SELLAS Life Sciences Group Inc. (SLS) shares closed trading yesterday at $3.35, reflecting a robust 16.72% gain following the company’s disclosure of positive trial momentum. The stock has fluctuated within the range of $0.85 to $3.43 over the past twelve months, underscoring investor interest in the biotech firm’s pipeline advancement.

The strength comes as SELLAS revealed that its Phase 3 REGAL trial evaluating Galinpepimut-S (GPS) as a maintenance therapy is progressing more favorably than initially projected. As of December 26, 2025, the trial has registered 72 clinical events out of the 80 deaths required to unlock the final overall survival analysis in patients with acute myeloid leukemia (AML). This delay in reaching the endpoint threshold suggests that treated patients are experiencing extended survival durations compared to historical expectations.

The REGAL Trial: Addressing a Critical Clinical Gap

The REGAL investigation focuses on AML patients who have achieved a second complete remission (CR2) but are ineligible for transplantation—a particularly challenging population historically managed with hypomethylating agents and BCL-2 inhibitors. In this setting, median overall survival typically spans approximately eight months, highlighting the substantial therapeutic void that GPS aims to fill.

GPS, a WT1-targeting immunotherapeutic licensed from Memorial Sloan Kettering Cancer Center, represents a novel approach to extending survival in this difficult-to-treat cohort. The mechanism targets Wilms tumor antigen 1, leveraging immunological pathways to combat disease progression. Remarkably, SELLAS remains completely blinded to all efficacy and survival data, maintaining the integrity of the ongoing analysis.

Regulatory and Monitoring Developments

The Independent Data Monitoring Committee (DMC) previously advised in August 2025 that the trial should proceed unmodified, signaling confidence in the study design and execution.

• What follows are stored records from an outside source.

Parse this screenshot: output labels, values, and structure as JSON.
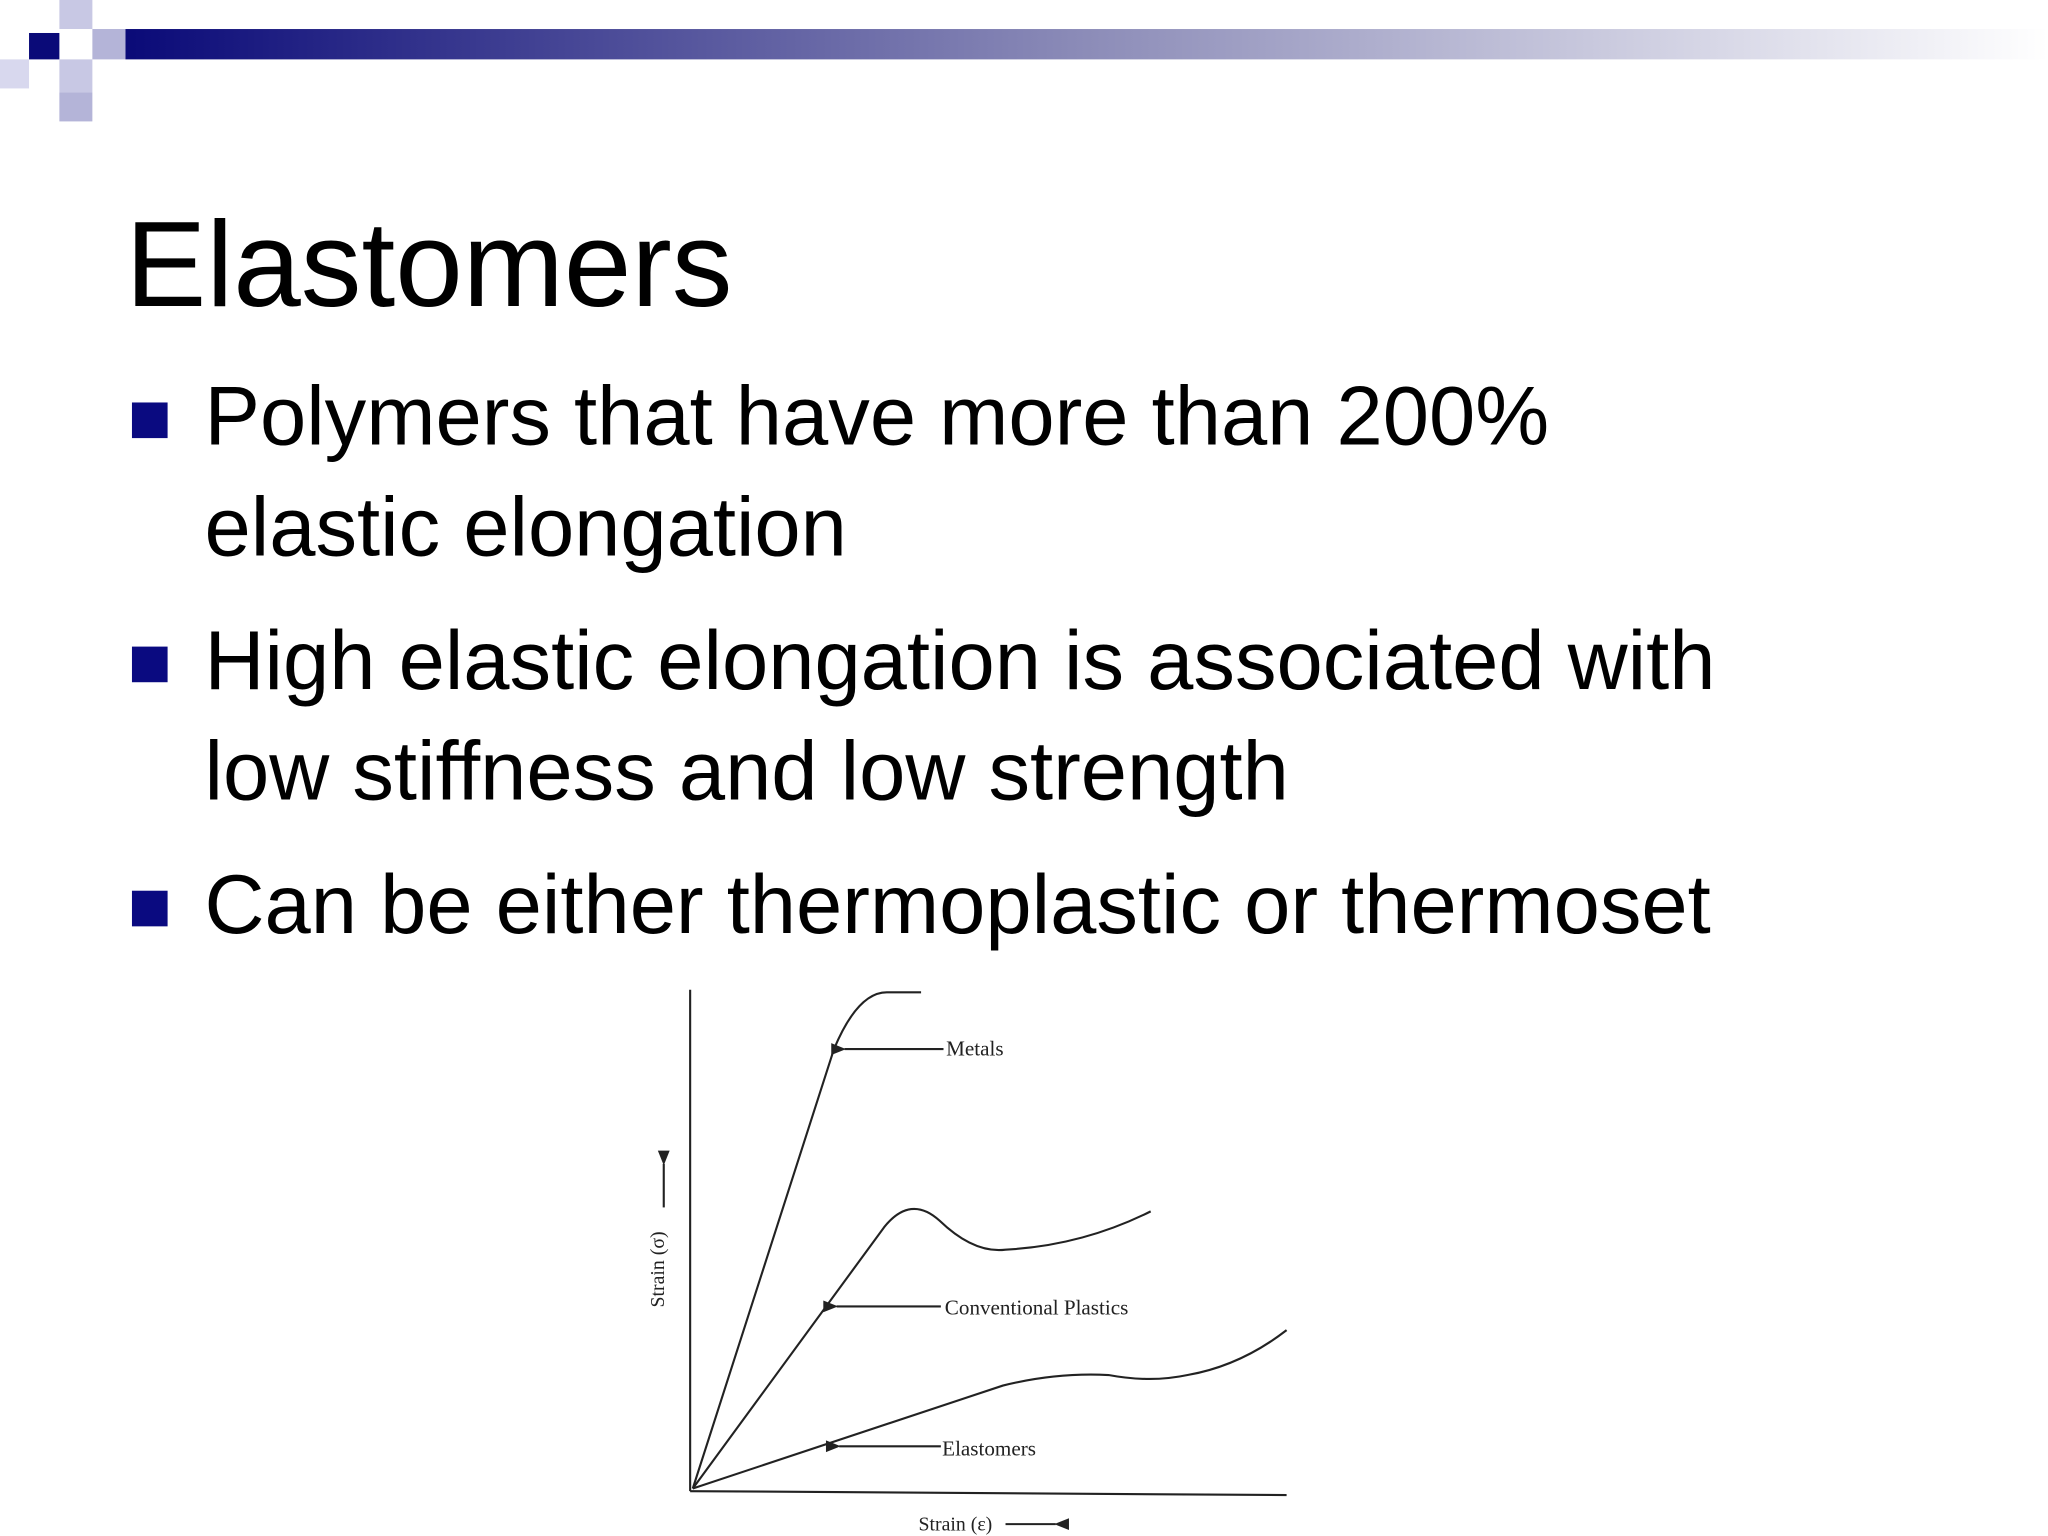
{
  "slide": {
    "title": "Elastomers",
    "bullets": [
      [
        "Polymers that have more than 200%",
        "elastic elongation"
      ],
      [
        "High elastic elongation is associated with",
        "low stiffness and low strength"
      ],
      [
        "Can be either thermoplastic or thermoset"
      ]
    ],
    "figure": {
      "y_label": "Strain (σ)",
      "x_label": "Strain (ε)",
      "curves": [
        "Metals",
        "Conventional Plastics",
        "Elastomers"
      ]
    }
  }
}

The extended survival observed may positively influence the probability of demonstrating a clinically meaningful benefit, as emphasized by key opinion leaders during SELLAS’s recent research and development event.

No interim efficacy assessments have been performed to date, and no statistical penalties have accumulated. The company will announce the occurrence of the 80th event, at which point the study will be unblinded and comprehensive final analyses will commence.

Expanding Portfolio Beyond GPS

In parallel, SELLAS is progressing SLS009 (tambiciclib), a highly selective CDK9 inhibitor currently in Phase 2a testing for relapsed or refractory AML in patients who have previously failed or become refractory to venetoclax-based regimens. This candidate follows successful completion of a Phase 1 study in hematologic malignancies and is complemented by an ongoing monotherapy investigation in relapsed or refractory peripheral T-cell lymphoma, broadening the therapeutic potential across multiple hematologic cancers.